Muphry’s Law (via Kottke)

(Image: Typo, a Creative Commons Attribution (2.0) image from mmitchell's photostream)


  1.  i didn’t realise that Murphy’s Law formulated John Bangsund. presumably that’s the first recorded instance of an adage assembling a human?
    postscript: love your work, boing boing peoples. 

  2. Ah, but a TRUE writer knows when to break the rules!

    Hey, umm… anyone have a couch I could crash on?  Just for like a day or two I promise, I went to this job interview, and the guy was totally cool, I mean I don’t know if the job is going to stifle my creativity so it’s going to have to be like a temporary thing at first but once my screenplay gets picked up I’m totally going to get my own place.
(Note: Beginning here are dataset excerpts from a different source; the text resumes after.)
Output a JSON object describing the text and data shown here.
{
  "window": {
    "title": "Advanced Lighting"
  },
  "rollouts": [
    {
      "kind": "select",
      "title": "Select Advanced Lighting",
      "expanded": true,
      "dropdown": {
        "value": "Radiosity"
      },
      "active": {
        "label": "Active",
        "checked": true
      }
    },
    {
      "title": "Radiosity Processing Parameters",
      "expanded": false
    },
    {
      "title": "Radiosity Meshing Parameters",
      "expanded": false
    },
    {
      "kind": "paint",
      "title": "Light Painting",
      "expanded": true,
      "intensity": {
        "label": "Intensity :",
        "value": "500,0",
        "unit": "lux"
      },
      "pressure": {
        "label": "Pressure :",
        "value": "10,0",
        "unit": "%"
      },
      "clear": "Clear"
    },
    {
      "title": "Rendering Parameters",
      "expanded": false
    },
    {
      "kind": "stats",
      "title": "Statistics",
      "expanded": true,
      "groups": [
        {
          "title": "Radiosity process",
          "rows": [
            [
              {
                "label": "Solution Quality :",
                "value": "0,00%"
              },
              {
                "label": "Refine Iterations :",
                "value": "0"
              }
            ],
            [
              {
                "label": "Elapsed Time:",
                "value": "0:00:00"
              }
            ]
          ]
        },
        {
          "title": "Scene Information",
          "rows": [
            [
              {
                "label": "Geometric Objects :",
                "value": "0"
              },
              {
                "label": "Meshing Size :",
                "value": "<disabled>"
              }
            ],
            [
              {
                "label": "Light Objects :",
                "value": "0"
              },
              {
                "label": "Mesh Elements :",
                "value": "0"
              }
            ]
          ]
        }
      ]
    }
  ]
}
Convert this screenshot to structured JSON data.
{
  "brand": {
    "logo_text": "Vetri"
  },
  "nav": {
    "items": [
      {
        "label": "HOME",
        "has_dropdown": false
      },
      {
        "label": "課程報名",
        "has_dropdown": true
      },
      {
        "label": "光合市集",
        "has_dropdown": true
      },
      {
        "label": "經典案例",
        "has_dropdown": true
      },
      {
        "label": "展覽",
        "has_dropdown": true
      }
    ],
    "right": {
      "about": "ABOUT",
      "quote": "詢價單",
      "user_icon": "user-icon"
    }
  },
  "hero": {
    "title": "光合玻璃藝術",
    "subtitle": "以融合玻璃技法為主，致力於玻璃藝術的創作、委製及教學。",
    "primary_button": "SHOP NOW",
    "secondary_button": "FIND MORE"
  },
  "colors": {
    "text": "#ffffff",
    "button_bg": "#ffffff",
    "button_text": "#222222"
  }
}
  3. In addition to the “headline” error in the photo, the stand’s proprietor appears to have an inventory of an untold number of cigarettes yet only one each of the other items advertised.

    1. It’s a supply kiosk for those who lurk in alleyways. Items needed: cigarettes (lots of them, to smoke down to the nub, and then toss away into the dark), phone card (a taxi may come in handy if the cops wonder just why it is you’re lurking there), newspaper (for reading, a rain hat, and possibly origami), and a soda (because it’s a long night, lurking about in an alley)

  4. 1. if you write anything criticising editing or proofreading, there will be a fault in what you have written;


    Er, I mean:

    That is wrong.

  5. Here is a little word puzzle for you clever people to decrypt.

    When caught by the Oxford spelling nitpickers, the first thing to to is to hope they made some mistakes of their own and to respond in kind; than you can feel better about your initial error by suddenly holding *them* ackountable. But do it humbly and humerously, because I must ad that while this can be deply satisfying, you should never resort to braggging; after all, your own response might have mistakes in it. If, however, you cannot find a single error, you have nothing to loose: what you should do is too deliberately insert a few odd mistakes in your reply, because apart from fundamendally annoying them (wile reading with this conceted state of mind, incorrect spelling supercedes almoast all other thoughts in there heads), this may have a serius side-benefit: that of making them a victim of their own tyrany as they are compelled to carefullt comb through the mistakes in a desperate search for some sort of pattern. As they get more irate with you, you can arrogantly say that your mistakes are above their correction, and that both are linguistically valid; mention the fact that precisely what is considered “correct” spelling has been in constant flux over the years. But way more to the point: if it seems obviouos what a person is trying to say, who cares how they spell it?


  6. This is a joke, right? All three Muphry’s Laws begin in lower case letters, the *if* are missing there *then* statements, and the last law uses an unnecessary semicolon before an *and* conjunction where a simple comma would do.